Peter Hemple reports

Global flows of foreign direct investment (FDI) took a severe hit during the pandemic, falling by one-third to a 15-year low of $1trn in 2020, even lower than the trough in FDI experienced after the global financial crisis a decade ago.

According to the 2021 World Investment Report from the United Nations, greenfield investments in industry (where a company builds a subsidiary in another country) and new infrastructure investment projects in developing countries were hit especially hard. This is a major concern, because international investment flows are vital for sustainable development in the poorer regions of the world. The key areas the UN is focusing on now is investment in infrastructure, energy transition and healthcare.

While the reduction of FDI to developing countries was 8% last year, the biggest fall was actually in developed countries, which saw a 58% drop in investment.
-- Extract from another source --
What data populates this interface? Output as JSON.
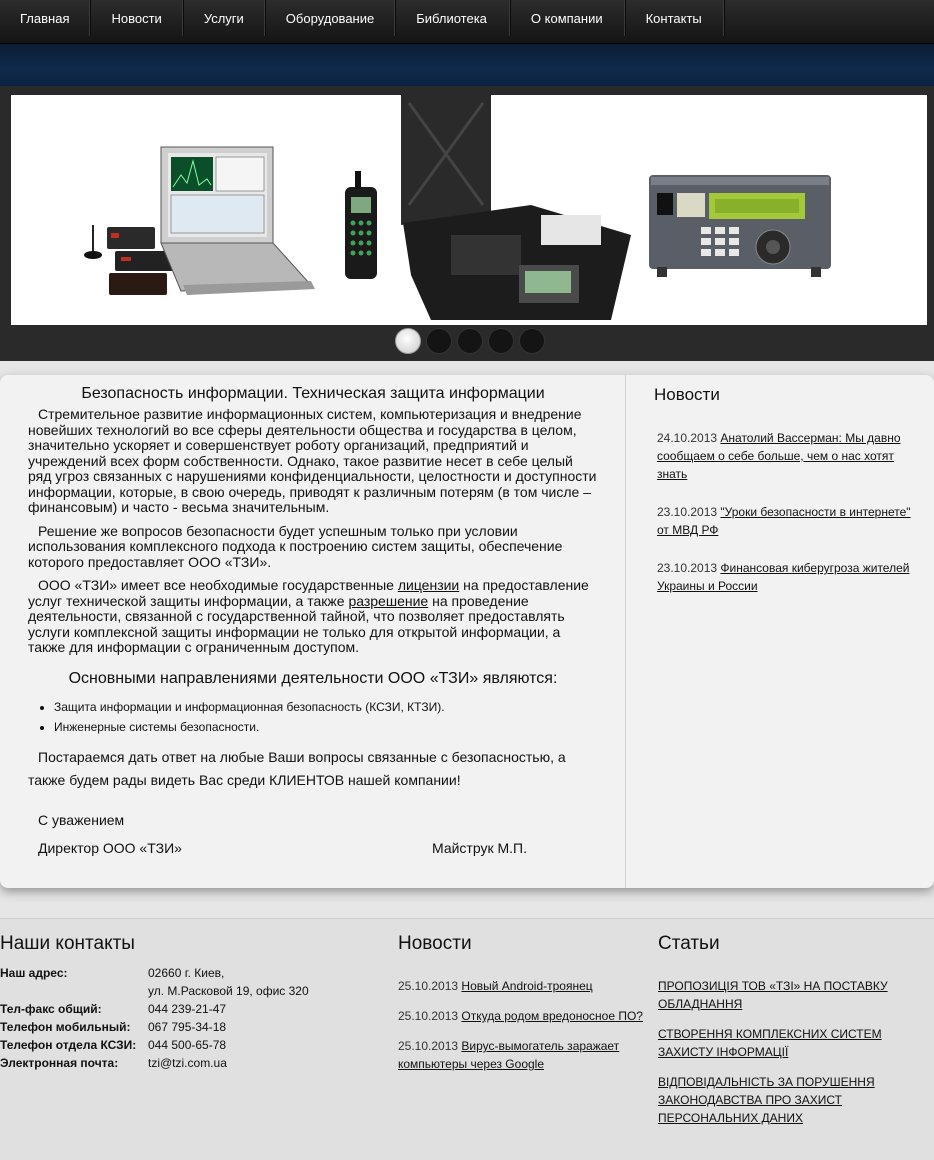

However, the impact of the pandemic on global FDI was concentrated in the first half of 2020. In the second half, cross-border M&As and international project finance deals largely recovered.

Regional breakdown
Among developed countries, FDI flows to Europe fell by 80%, reaching only $73bn, and most large economies in Europe saw sizeable declines. Including the UK (-57%), France (-47%) and Germany (-34%).

Flows to North America fell by 42%, while FDI flows to Africa fell by 16% to $40bn – a level last seen 15 years ago. Meanwhile, inflows in China actually increased by 6% last year, to $149bn, but India did even better, seeing a 25% rise in FDI. However, South-East Asia saw a 25% decline. Elsewhere, flows to Australia halved and those to Japan decreased by 30%. Lastly, FDI in Latin America and the Caribbean fell heavily, down by 45% to $88bn.

The current forecast by the UN is for FDI levels to increase in 2022 which, at the upper bound of projections, would bring FDI back to the 2019 level.